Bien avant, le 27 septembre 2021, le patronat camerounais avait adressé une correspondance au ministre de l’Economie, de la Planification et de l’aménagement du territoire (Minepat) pour attirer son attention sur les dangers potentiels associés à ces renchérissements de prix. Le Gicam disait avoir proposé des pistes de solutions et solliciter l’organisation en urgence, d’une concertation entre le gouvernement et le secteur privé pour la prise des meilleures mesures possibles, à l’effet de circonscrire l’impact de ces hausses. Avec cette décote du coût de fret les entreprises le Minfi intervient donc sur un levier qui permettra de baisser les droits de douanes qui était assis sur le fret maritime, et accepte par là même un manque à gagner au trésor public.

UNE AUTRE MESURE DE SOUTIEN AUX ENTREPRISES

Par ailleurs, cette décision est une autre mesure de soutien déployée par le gouvernement en faveur des entreprises camerounaises. Au ministère des Finances, une source fait savoir que le gouvernement a mis en place une politique dite d’appuis directs aux entités économiques présentant une forte externalité. Politique qui a pris toute son ampleur avec la crise du coronavirus qui a affecté beaucoup d’agents économiques qui demandent justement à l’Etat de les aider. Cet appui peut prendre différentes formes: appui financier, caution pour aider l’agent économique à bénéficier de concours bancaires, défiscalisation.

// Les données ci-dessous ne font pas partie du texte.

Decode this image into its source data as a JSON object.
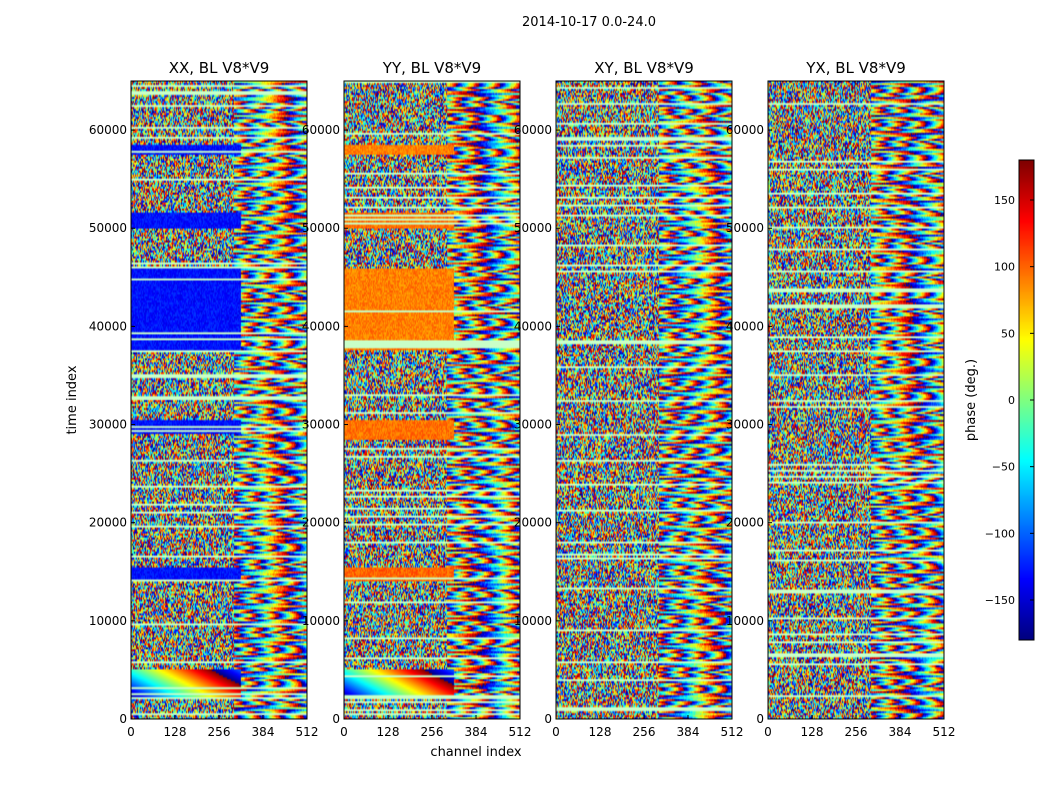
{
  "figure": {
    "suptitle": "2014-10-17 0.0-24.0",
    "shared_xlabel": "channel index",
    "shared_ylabel": "time index"
  },
  "colorbar": {
    "label": "phase (deg.)",
    "colormap": "jet",
    "range": [
      -180,
      180
    ],
    "ticks": [
      -150,
      -100,
      -50,
      0,
      50,
      100,
      150
    ],
    "tick_labels": [
      "−150",
      "−100",
      "−50",
      "0",
      "50",
      "100",
      "150"
    ]
  },
  "chart_data": [
    {
      "type": "heatmap",
      "title": "XX, BL V8*V9",
      "xlim": [
        0,
        512
      ],
      "ylim": [
        0,
        65000
      ],
      "xticks": [
        0,
        128,
        256,
        384,
        512
      ],
      "yticks": [
        0,
        10000,
        20000,
        30000,
        40000,
        50000,
        60000
      ],
      "zlim": [
        -180,
        180
      ],
      "coherent_blocks": [
        {
          "x": [
            0,
            320
          ],
          "y": [
            37500,
            46000
          ],
          "phase": -130
        },
        {
          "x": [
            0,
            320
          ],
          "y": [
            29000,
            30500
          ],
          "phase": -130
        },
        {
          "x": [
            0,
            320
          ],
          "y": [
            14000,
            15500
          ],
          "phase": -130
        },
        {
          "x": [
            0,
            320
          ],
          "y": [
            57500,
            58500
          ],
          "phase": -130
        },
        {
          "x": [
            0,
            320
          ],
          "y": [
            50000,
            51500
          ],
          "phase": -130
        },
        {
          "x": [
            0,
            320
          ],
          "y": [
            2000,
            5000
          ],
          "phase": 0
        }
      ]
    },
    {
      "type": "heatmap",
      "title": "YY, BL V8*V9",
      "xlim": [
        0,
        512
      ],
      "ylim": [
        0,
        65000
      ],
      "xticks": [
        0,
        128,
        256,
        384,
        512
      ],
      "yticks": [
        0,
        10000,
        20000,
        30000,
        40000,
        50000,
        60000
      ],
      "zlim": [
        -180,
        180
      ],
      "coherent_blocks": [
        {
          "x": [
            0,
            320
          ],
          "y": [
            37500,
            46000
          ],
          "phase": 90
        },
        {
          "x": [
            0,
            320
          ],
          "y": [
            28500,
            30500
          ],
          "phase": 95
        },
        {
          "x": [
            0,
            320
          ],
          "y": [
            14000,
            15500
          ],
          "phase": 100
        },
        {
          "x": [
            0,
            320
          ],
          "y": [
            57500,
            58500
          ],
          "phase": 90
        },
        {
          "x": [
            0,
            320
          ],
          "y": [
            50000,
            51500
          ],
          "phase": 95
        },
        {
          "x": [
            0,
            320
          ],
          "y": [
            2000,
            5000
          ],
          "phase": 0
        }
      ]
    },
    {
      "type": "heatmap",
      "title": "XY, BL V8*V9",
      "xlim": [
        0,
        512
      ],
      "ylim": [
        0,
        65000
      ],
      "xticks": [
        0,
        128,
        256,
        384,
        512
      ],
      "yticks": [
        0,
        10000,
        20000,
        30000,
        40000,
        50000,
        60000
      ],
      "zlim": [
        -180,
        180
      ],
      "coherent_blocks": []
    },
    {
      "type": "heatmap",
      "title": "YX, BL V8*V9",
      "xlim": [
        0,
        512
      ],
      "ylim": [
        0,
        65000
      ],
      "xticks": [
        0,
        128,
        256,
        384,
        512
      ],
      "yticks": [
        0,
        10000,
        20000,
        30000,
        40000,
        50000,
        60000
      ],
      "zlim": [
        -180,
        180
      ],
      "coherent_blocks": []
    }
  ]
}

La décision prise par le ministre des Finances entre donc dans ce dernier volet. « L’Etat accepte de se priver d’une source de recette en accordant par la même occasion, une bouffée financière aux entreprises et aux consommateurs, ne l’oubliez pas. Donc ce n’est pas une mesure de soutien seulement aux entreprises mais elle touche aussi les consommateurs. C’est donc un soutien de poids à toute l’économie nationale qui est, comme vous le savez, portée par la consommation », a révélé notre source au Minfi.